In the past five days, two deaths have taken place due to pellet injuries at SMHS hospital here, the records reveal.
On Saturday (July 9, 2016), doctors said a youth aged 20 was brought to the hospital with severe pellet injuries in his head.
"A spray of pellets had pierced his head, making a large hole on one side and exit from the other side," the doctors, who wished not to be named, said. "His whole brain was shattered."
"We intubated him but he was non-salvageable," the doctors, who were part of the team in Trauma Operation Theatre, said. "He died in no time, although we attempted to resuscitate him."
The victim, they said, was seen vide Card No 40248.

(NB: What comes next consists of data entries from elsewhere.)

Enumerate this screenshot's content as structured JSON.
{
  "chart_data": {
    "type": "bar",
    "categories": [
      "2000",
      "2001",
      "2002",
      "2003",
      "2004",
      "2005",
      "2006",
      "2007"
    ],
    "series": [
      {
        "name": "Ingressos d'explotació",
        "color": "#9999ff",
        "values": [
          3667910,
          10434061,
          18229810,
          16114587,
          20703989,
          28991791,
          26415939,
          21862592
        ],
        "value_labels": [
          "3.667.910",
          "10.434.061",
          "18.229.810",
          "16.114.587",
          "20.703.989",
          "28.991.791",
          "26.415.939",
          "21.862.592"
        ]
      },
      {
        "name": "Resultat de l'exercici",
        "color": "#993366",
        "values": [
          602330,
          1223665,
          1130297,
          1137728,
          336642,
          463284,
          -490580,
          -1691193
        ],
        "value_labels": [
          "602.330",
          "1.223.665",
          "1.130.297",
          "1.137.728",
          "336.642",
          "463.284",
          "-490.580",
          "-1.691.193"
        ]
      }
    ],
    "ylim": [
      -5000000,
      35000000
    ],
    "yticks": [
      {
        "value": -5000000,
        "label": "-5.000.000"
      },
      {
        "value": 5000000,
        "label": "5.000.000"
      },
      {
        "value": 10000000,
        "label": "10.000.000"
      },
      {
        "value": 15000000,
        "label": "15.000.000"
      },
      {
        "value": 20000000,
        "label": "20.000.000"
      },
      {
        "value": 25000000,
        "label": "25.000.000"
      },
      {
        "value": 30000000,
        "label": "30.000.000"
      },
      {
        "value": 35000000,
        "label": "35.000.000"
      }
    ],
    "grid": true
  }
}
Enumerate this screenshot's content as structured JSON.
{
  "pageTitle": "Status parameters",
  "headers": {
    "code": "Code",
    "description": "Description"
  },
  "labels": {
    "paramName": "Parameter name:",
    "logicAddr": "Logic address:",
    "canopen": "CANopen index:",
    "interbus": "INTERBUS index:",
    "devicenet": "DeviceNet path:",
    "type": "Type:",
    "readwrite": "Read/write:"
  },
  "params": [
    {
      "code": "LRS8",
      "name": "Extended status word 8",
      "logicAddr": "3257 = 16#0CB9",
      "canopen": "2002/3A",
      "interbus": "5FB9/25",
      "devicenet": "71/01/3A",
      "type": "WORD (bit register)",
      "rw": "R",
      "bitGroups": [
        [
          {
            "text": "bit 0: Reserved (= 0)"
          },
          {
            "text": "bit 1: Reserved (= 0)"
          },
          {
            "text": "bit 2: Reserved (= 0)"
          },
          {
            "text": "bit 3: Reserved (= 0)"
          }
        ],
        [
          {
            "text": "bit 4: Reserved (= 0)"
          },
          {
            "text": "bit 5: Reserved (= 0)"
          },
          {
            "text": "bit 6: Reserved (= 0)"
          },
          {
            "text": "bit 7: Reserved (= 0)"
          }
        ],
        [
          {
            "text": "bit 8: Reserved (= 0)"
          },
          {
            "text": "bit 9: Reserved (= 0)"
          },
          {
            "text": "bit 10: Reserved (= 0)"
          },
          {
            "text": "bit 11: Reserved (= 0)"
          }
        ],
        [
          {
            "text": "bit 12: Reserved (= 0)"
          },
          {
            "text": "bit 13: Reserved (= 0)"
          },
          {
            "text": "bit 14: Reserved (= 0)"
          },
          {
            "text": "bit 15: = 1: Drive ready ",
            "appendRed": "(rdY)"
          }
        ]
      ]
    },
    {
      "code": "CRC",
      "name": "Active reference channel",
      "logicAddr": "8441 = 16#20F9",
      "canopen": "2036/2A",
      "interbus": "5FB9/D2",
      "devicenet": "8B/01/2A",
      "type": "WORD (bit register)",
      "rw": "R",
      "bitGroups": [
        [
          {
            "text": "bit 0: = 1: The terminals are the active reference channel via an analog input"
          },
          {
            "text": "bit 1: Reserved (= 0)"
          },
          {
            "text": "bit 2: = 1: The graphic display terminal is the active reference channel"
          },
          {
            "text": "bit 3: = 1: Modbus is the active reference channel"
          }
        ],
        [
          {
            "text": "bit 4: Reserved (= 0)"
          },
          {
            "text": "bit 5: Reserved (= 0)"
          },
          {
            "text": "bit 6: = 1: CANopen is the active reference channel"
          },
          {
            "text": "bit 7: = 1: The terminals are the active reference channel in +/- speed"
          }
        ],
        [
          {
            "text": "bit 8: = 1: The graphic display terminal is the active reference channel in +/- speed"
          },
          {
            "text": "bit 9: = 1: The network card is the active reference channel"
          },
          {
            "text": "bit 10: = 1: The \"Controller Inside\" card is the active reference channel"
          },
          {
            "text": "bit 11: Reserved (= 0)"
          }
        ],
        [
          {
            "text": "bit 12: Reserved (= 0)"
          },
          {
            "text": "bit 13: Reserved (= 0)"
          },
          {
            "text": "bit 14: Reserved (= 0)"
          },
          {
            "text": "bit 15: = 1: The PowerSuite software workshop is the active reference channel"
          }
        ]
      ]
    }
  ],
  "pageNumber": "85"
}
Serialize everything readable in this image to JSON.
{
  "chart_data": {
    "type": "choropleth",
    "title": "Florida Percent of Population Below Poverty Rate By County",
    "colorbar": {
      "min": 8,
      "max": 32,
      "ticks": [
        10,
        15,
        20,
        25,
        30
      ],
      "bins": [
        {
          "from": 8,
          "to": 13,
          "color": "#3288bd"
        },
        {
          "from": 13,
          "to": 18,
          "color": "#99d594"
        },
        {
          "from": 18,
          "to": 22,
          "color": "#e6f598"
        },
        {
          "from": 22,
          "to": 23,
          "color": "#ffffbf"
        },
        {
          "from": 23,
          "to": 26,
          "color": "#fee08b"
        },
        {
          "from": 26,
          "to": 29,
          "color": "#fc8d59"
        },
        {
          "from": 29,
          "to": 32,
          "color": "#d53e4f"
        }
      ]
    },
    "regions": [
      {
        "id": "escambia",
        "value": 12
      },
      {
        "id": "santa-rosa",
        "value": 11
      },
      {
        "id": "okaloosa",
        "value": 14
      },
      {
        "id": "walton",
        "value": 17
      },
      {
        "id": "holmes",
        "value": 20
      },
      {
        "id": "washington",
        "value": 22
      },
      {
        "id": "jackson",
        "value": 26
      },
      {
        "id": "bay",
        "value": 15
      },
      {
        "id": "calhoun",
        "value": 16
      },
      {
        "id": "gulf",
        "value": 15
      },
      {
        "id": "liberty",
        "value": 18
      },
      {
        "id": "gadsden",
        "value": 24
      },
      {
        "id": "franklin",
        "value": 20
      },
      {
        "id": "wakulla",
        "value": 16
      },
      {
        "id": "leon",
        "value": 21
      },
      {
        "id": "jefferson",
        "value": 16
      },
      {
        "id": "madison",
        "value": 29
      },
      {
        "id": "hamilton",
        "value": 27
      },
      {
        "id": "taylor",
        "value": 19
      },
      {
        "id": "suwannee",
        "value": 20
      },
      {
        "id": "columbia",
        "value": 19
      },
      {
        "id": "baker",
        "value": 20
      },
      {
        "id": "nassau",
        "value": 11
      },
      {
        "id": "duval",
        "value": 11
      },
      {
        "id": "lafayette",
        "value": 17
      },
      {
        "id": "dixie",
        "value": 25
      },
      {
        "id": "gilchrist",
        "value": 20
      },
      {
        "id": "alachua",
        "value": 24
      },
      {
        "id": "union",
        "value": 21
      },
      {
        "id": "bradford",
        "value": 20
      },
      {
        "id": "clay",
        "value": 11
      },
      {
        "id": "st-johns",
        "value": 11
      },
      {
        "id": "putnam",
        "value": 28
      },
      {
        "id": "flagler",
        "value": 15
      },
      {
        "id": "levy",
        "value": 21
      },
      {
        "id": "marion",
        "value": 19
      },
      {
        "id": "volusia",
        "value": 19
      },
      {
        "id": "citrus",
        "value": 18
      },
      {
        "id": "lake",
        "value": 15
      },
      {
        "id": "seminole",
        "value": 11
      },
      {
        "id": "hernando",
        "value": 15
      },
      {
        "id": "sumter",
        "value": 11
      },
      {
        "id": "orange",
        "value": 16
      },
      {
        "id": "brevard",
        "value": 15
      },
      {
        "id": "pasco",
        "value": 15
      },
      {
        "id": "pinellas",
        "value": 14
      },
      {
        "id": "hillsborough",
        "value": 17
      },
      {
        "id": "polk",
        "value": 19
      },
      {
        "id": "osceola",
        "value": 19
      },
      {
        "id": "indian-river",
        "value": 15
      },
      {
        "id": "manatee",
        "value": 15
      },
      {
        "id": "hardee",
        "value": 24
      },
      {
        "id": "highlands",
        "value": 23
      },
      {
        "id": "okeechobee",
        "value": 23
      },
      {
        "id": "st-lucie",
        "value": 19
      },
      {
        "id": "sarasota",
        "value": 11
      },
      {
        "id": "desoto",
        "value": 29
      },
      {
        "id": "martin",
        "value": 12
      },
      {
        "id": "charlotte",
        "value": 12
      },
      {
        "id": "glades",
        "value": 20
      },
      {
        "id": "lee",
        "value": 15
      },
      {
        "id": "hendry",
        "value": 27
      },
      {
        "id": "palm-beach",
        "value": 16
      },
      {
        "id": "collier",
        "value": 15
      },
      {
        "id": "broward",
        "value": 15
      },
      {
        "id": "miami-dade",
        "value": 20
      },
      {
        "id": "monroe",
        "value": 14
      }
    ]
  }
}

Doctors said his name was not recorded as he was brought to the hospital by people who did not know him. "It was a chaos and thus impossible to record all details of all the patients that time," they said.
On the morning of July 10, 25-year-old Altaf Ahmed from Rajpora Pulwama died at the Hospital.
Admitted vide MRD No 72517, Ahmad had multiple pellet injuries in his chest. "We removed some pellets but it came to fore that he had cardiac temponade (fluid in the sac in which heart is enclosed) caused by the holes that pellets had made in his heart. He was put in ICU but he died," doctors said.
Altaf had been brought to hospital on July 9, 2016.
"His internal injuries were really bad. Multiple pellets had made innumerable laceration on his thoracic cavity and vital organs," the doctors who attended to him said.
The two deaths are the latest addition to the toll of casualties caused by pellets while police have been beating the drum of using "non-lethal pellet guns" on street protesters. Doctors said pellet injuries can be lethal and a number of injured currently undergoing treatment at the SMHS hospital have been hit by pellets.
"It is not just about eyes. A pellet anywhere in body, especially in upper body can be lethal," Dr Javed Ahmed, senior surgeon at Department of Surgery in SMHS Hospital, said.
He recalled that a number of patients had 'intensive surgeries' necessitated due to serious pellet injuries.
"Some people hit by a pellet gun are misled to believe that they have been hit by bullets. The injury is much worse," Dr Javed said, adding: "The probability of hitting a vital organ is more due to the high number of 'mini-bullets' that pellets take the shape of, when fired."
"Such pellets fired from close-range make a large hole," Dr Javed said.